Social workers and therapists both help people and greater communities. Both professionals can work in various settings, such as hospitals, non-profit organizations, schools, community health clinics, research institutes, and private practices. If you’re considering working in either role, it’s important to know what distinguishes them from one another.
What Are Social Workers?
Social workers are mental health professionals who aim to improve the well-being of the clients they serve. Social workers work with people of all different backgrounds, and they might treat children, adults, groups, or families.
Social workers can specialize in specific areas of focus, including:
Community social work: Community social workers focus on community-based advocacy with an overarching goal of social justice. They emphasize their efforts on improving the functioning of a larger community, such as a neighborhood, city, county, or state.
School-based social work: School-based social workers provide liaison support between students, their families, teachers, and administration. They are dedicated to advocating for a child’s emotional and educational needs.
Healthcare social work: Healthcare social workers work in medical settings and often provide emotional support for people navigating various medical-related stressors. They might also conduct research and develop programs intended to improve resilience.
Child and family social work: Child and family social workers aim to strengthen and reunify families. They also focus on protecting children from harm and ensuring that they have safe living environments.
Clinical social work: Clinical social workers provide individual, family, and group therapy. They treat a variety of mental health issues and support clients navigate various stressors.
What Are Therapists?
Therapists specialize in treating numerous emotional and mental health issues. Therapists also work with people of all different backgrounds, and they are employed in various work settings.
It’s important to note that the term, ‘therapist’ is somewhat of an umbrella term.
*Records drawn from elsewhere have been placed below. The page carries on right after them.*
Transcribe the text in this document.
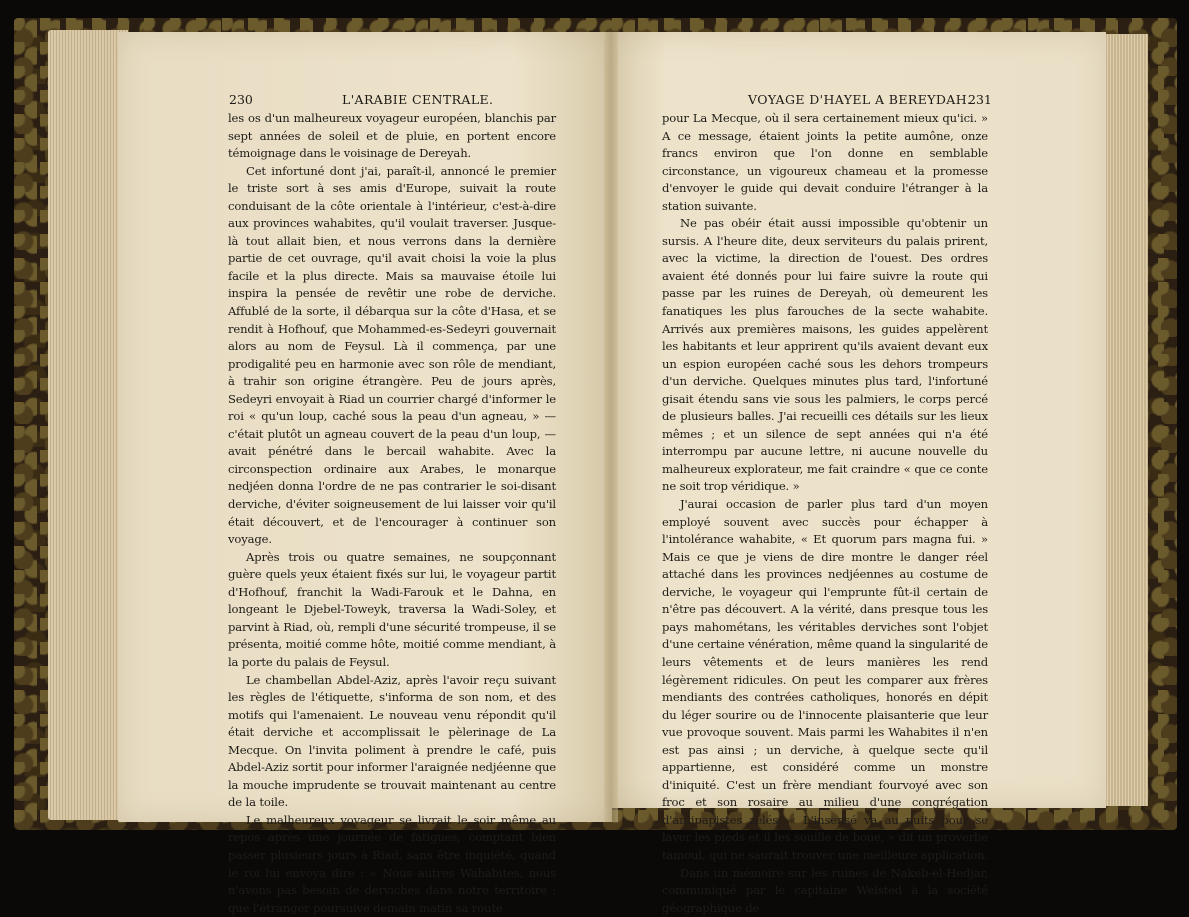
230	L'ARABIE CENTRALE.

les os d'un malheureux voyageur européen, blanchis par sept années de soleil et de pluie, en portent encore témoignage dans le voisinage de Dereyah.

Cet infortuné dont j'ai, paraît-il, annoncé le premier le triste sort à ses amis d'Europe, suivait la route conduisant de la côte orientale à l'intérieur, c'est-à-dire aux provinces wahabites, qu'il voulait traverser. Jusque-là tout allait bien, et nous verrons dans la dernière partie de cet ouvrage, qu'il avait choisi la voie la plus facile et la plus directe. Mais sa mauvaise étoile lui inspira la pensée de revêtir une robe de derviche. Affublé de la sorte, il débarqua sur la côte d'Hasa, et se rendit à Hofhouf, que Mohammed-es-Sedeyri gouvernait alors au nom de Feysul. Là il commença, par une prodigalité peu en harmonie avec son rôle de mendiant, à trahir son origine étrangère. Peu de jours après, Sedeyri envoyait à Riad un courrier chargé d'informer le roi « qu'un loup, caché sous la peau d'un agneau, » — c'était plutôt un agneau couvert de la peau d'un loup, — avait pénétré dans le bercail wahabite. Avec la circonspection ordinaire aux Arabes, le monarque nedjéen donna l'ordre de ne pas contrarier le soi-disant derviche, d'éviter soigneusement de lui laisser voir qu'il était découvert, et de l'encourager à continuer son voyage.

Après trois ou quatre semaines, ne soupçonnant guère quels yeux étaient fixés sur lui, le voyageur partit d'Hofhouf, franchit la Wadi-Farouk et le Dahna, en longeant le Djebel-Toweyk, traversa la Wadi-Soley, et parvint à Riad, où, rempli d'une sécurité trompeuse, il se présenta, moitié comme hôte, moitié comme mendiant, à la porte du palais de Feysul.

Le chambellan Abdel-Aziz, après l'avoir reçu suivant les règles de l'étiquette, s'informa de son nom, et des motifs qui l'amenaient. Le nouveau venu répondit qu'il était derviche et accomplissait le pèlerinage de La Mecque. On l'invita poliment à prendre le café, puis Abdel-Aziz sortit pour informer l'araignée nedjéenne que la mouche imprudente se trouvait maintenant au centre de la toile.

Le malheureux voyageur se livrait le soir même au repos après une journée de fatigues, comptant bien passer plusieurs jours à Riad, sans être inquiété, quand le roi lui envoya dire : « Nous autres Wahabites, nous n'avons pas besoin de derviches dans notre territoire ; que l'étranger poursuive demain matin sa route

VOYAGE D'HAYEL A BEREYDAH.
231

pour La Mecque, où il sera certainement mieux qu'ici. » A ce message, étaient joints la petite aumône, onze francs environ que l'on donne en semblable circonstance, un vigoureux chameau et la promesse d'envoyer le guide qui devait conduire l'étranger à la station suivante.

Ne pas obéir était aussi impossible qu'obtenir un sursis. A l'heure dite, deux serviteurs du palais prirent, avec la victime, la direction de l'ouest. Des ordres avaient été donnés pour lui faire suivre la route qui passe par les ruines de Dereyah, où demeurent les fanatiques les plus farouches de la secte wahabite. Arrivés aux premières maisons, les guides appelèrent les habitants et leur apprirent qu'ils avaient devant eux un espion européen caché sous les dehors trompeurs d'un derviche. Quelques minutes plus tard, l'infortuné gisait étendu sans vie sous les palmiers, le corps percé de plusieurs balles. J'ai recueilli ces détails sur les lieux mêmes ; et un silence de sept années qui n'a été interrompu par aucune lettre, ni aucune nouvelle du malheureux explorateur, me fait craindre « que ce conte ne soit trop véridique. »

J'aurai occasion de parler plus tard d'un moyen employé souvent avec succès pour échapper à l'intolérance wahabite, « Et quorum pars magna fui. » Mais ce que je viens de dire montre le danger réel attaché dans les provinces nedjéennes au costume de derviche, le voyageur qui l'emprunte fût-il certain de n'être pas découvert. A la vérité, dans presque tous les pays mahométans, les véritables derviches sont l'objet d'une certaine vénération, même quand la singularité de leurs vêtements et de leurs manières les rend légèrement ridicules. On peut les comparer aux frères mendiants des contrées catholiques, honorés en dépit du léger sourire ou de l'innocente plaisanterie que leur vue provoque souvent. Mais parmi les Wahabites il n'en est pas ainsi ; un derviche, à quelque secte qu'il appartienne, est considéré comme un monstre d'iniquité. C'est un frère mendiant fourvoyé avec son froc et son rosaire au milieu d'une congrégation d'antipapistes zélés. « L'insensé va au puits pour se laver les pieds et il les souille de boue, » dit un proverbe tamoul, qui ne saurait trouver une meilleure application.

Dans un mémoire sur les ruines de Nakeb-el-Hedjar, communiqué par le capitaine Welsted à la société géographique de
That’s because many mental health care professionals, including psychologists, marriage and family therapists, clinical social workers, and licensed professional counselors, can provide therapy in the United States. Each state has its own individual requirements for what a mental health professional needs to work as a therapist.
Therapists can specialize in specific areas of focus, including:
Child therapy: Child therapists typically work with children and adolescents experiencing environmental and psychosocial stressors. They may treat the child alone, but they may also provide therapy for the family.
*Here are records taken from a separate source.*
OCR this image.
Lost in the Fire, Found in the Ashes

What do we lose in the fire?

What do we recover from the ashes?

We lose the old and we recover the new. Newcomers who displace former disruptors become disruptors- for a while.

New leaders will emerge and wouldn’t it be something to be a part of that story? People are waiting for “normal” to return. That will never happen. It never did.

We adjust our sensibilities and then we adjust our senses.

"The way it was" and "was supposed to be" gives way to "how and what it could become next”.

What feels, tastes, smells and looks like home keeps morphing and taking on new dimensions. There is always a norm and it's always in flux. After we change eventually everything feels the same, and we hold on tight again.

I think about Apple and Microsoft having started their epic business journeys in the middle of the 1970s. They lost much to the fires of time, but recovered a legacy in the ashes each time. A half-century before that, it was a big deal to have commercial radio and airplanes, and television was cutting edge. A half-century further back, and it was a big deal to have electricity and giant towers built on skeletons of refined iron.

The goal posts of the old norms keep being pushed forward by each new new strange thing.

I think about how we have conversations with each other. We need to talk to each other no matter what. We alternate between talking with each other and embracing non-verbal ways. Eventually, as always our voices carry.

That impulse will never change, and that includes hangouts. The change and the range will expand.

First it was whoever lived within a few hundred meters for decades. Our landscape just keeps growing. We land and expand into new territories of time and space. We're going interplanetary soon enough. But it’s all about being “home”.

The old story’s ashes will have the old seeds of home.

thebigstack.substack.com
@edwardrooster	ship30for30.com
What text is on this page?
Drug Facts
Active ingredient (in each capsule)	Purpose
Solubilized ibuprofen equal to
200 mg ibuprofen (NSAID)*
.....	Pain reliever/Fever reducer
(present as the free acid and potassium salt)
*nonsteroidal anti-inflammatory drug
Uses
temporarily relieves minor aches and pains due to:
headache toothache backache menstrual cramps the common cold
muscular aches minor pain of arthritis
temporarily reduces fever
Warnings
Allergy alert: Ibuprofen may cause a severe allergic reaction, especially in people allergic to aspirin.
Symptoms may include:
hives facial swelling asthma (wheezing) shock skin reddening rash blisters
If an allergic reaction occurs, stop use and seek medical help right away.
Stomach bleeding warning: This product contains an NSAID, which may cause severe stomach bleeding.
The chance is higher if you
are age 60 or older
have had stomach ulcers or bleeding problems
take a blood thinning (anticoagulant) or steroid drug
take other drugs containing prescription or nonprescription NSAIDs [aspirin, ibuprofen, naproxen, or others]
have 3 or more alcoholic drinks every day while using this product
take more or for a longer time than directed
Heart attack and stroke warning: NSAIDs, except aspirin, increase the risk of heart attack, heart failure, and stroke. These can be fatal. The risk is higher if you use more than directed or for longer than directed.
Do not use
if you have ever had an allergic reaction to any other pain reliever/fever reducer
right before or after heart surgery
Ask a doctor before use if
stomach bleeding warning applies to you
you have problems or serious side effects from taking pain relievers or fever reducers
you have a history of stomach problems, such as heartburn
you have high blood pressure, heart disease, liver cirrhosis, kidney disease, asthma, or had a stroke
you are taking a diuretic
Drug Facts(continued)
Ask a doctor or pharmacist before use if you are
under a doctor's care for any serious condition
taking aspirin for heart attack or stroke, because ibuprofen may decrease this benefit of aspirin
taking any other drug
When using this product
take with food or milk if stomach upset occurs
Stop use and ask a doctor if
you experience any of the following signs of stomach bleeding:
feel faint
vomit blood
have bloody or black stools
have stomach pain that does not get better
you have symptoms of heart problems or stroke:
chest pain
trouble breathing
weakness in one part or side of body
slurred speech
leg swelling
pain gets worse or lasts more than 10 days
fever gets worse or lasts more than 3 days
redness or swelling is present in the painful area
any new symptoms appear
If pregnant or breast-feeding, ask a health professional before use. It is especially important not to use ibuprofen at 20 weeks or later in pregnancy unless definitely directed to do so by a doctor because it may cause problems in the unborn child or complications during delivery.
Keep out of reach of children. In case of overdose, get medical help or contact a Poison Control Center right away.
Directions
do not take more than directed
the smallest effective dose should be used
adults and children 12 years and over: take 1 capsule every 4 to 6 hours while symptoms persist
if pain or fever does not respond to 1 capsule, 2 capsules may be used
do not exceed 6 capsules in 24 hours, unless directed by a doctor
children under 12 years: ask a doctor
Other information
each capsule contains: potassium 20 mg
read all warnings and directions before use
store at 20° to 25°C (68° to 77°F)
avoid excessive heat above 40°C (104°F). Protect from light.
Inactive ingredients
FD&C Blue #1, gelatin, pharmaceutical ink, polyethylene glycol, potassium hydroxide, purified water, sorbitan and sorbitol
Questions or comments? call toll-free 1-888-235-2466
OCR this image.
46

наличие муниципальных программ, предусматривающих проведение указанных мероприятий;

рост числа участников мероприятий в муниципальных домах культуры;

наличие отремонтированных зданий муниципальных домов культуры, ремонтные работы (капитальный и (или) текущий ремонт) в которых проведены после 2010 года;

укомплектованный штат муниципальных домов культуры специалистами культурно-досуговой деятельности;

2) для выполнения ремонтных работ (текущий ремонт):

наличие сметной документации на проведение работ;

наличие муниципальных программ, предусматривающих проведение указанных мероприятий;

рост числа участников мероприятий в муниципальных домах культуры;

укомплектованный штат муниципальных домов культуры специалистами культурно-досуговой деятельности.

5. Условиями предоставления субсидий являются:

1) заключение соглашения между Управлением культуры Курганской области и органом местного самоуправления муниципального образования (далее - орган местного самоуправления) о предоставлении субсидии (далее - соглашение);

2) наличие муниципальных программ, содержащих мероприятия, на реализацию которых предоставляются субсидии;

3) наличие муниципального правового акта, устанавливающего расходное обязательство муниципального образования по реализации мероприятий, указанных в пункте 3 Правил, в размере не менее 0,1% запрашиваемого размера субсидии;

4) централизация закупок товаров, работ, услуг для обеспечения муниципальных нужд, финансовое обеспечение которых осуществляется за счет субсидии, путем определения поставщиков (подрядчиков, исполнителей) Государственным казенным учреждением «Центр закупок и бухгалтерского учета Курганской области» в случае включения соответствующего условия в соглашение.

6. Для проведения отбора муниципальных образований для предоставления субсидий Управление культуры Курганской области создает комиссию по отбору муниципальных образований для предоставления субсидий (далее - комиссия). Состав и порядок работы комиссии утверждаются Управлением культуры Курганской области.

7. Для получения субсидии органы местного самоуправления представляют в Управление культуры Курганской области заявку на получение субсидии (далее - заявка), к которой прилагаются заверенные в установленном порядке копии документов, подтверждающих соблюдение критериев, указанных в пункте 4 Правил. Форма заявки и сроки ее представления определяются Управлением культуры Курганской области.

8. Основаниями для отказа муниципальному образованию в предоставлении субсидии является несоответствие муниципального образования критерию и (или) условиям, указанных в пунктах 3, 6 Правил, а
Couples therapy: Couples therapists help couples strengthen intimacy, improve communication, and increase their relationship satisfaction. They are trained to avoid picking sides and instead aim to support both people to come together to feel more connected.
Grief therapy: Grief therapists support clients experiencing grief and loss. Their work typically focuses on providing emotional support along with healthy coping skills to manage relevant stressors.
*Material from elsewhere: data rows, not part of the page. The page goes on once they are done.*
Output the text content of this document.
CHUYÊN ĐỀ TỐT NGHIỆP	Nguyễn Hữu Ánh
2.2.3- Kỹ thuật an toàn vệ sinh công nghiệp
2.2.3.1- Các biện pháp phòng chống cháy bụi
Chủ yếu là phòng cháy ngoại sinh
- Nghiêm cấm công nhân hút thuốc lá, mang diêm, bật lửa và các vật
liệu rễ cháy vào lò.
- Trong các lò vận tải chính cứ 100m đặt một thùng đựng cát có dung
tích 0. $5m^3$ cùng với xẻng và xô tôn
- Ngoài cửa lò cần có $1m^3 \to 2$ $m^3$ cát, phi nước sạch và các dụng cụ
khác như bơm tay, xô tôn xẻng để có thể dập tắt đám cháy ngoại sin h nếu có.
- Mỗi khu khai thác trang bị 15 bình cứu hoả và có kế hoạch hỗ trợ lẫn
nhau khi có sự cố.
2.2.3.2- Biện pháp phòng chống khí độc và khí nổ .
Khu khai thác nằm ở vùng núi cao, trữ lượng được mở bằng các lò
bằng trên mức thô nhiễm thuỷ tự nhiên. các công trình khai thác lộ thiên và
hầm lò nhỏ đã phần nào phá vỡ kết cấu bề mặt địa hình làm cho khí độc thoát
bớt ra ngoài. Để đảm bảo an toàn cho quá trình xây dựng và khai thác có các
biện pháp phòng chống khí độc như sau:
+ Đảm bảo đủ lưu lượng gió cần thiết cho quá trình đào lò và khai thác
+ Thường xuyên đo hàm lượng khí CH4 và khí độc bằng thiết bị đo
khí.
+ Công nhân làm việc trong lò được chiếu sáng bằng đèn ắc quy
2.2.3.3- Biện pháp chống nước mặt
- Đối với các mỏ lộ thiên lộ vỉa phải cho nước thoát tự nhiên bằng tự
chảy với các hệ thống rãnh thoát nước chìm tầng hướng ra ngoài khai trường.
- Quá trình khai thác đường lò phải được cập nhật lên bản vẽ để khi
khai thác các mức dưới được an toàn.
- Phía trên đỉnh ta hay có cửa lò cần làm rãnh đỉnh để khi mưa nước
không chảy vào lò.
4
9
Sex therapy: Sex therapists treat sexual dysfunction and provide support for the emotional stressors surrounding sex and intimacy. These therapists may work with individuals, couples, or both.
Trauma-informed therapy: Trauma-informed therapists aim to help clients struggling with trauma symptoms. Their interventions are focused on processing emotions, building a sense of safety within the therapeutic relationship, and improving their overall resilience.
Key Differences Between a Social Worker and Therapist
Both professionals seek to improve the emotional well-being of their clients. The main difference is that social workers tend to emphasize macro-level factors influencing human behavior and therapists often focus on more systemic factors.
In their work, therapists examine how families and relationships impact a client’s mental health. They then generally use therapeutic interventions designed to improve individual or familial change. Within the therapeutic role, they typically focus on therapy alone (although some time is also devoted to case conceptualization, research, continuing education, and paperwork).
Therapist skills tend to be strongly rooted in:
- A deep understanding of human behavior
- Crisis intervention
- Individual safety and welfare
- The application of psychology
Social workers, on the other hand, might prioritize improving a client’s environmental or psychosocial circumstances. Although they may provide therapy, that is just one of the potential roles they have. Social workers can also spend significant time involved in advocacy, assistance programs, referrals, and developing community-based programs.
Social worker skills tend to be strongly rooted in:
- Applied understanding of behavioral health
- Crisis intervention
- Managing liaison roles
- Discharge planning
- Advocacy and social justice
Which Degree Is Better?
Both social work and therapy/counseling programs have significant overlap. In addition, professionals from both types of schools can have meaningful careers.
Social workers need at least a bachelor’s degree, although clinical social workers need master’s or doctorate-level degrees. Therapists need at least a master’s level degree to provide therapy. Each state has its own requirements for licensure, board exams, and maintaining a license in good standing. Source
The outlook for both careers is positive, as there is a tremendous need for professional mental health services. The BLS shows that social workers will grow 9% between 2021-2031. Substance abuse, behavioral disorder, and mental health counselors are projected to grow by 22%, and marriage and family therapists are projected to grow by 14%. All of these careers are considered to grow ‘faster than average.’
Social Worker vs Therapist Pay
According to the BLS, the median social worker salary was $51,760 in 2020. Marriage and family therapists earned just about the same amount at $51,340.
Certain settings may be more financially lucrative than others. For example, in both careers, those who work in private practice or have executive/management roles may earn a higher salary.
Working as either a social worker or therapist can be incredibly rewarding. Both careers have numerous opportunities for professional growth, and you will undoubtedly help many people in your line of work.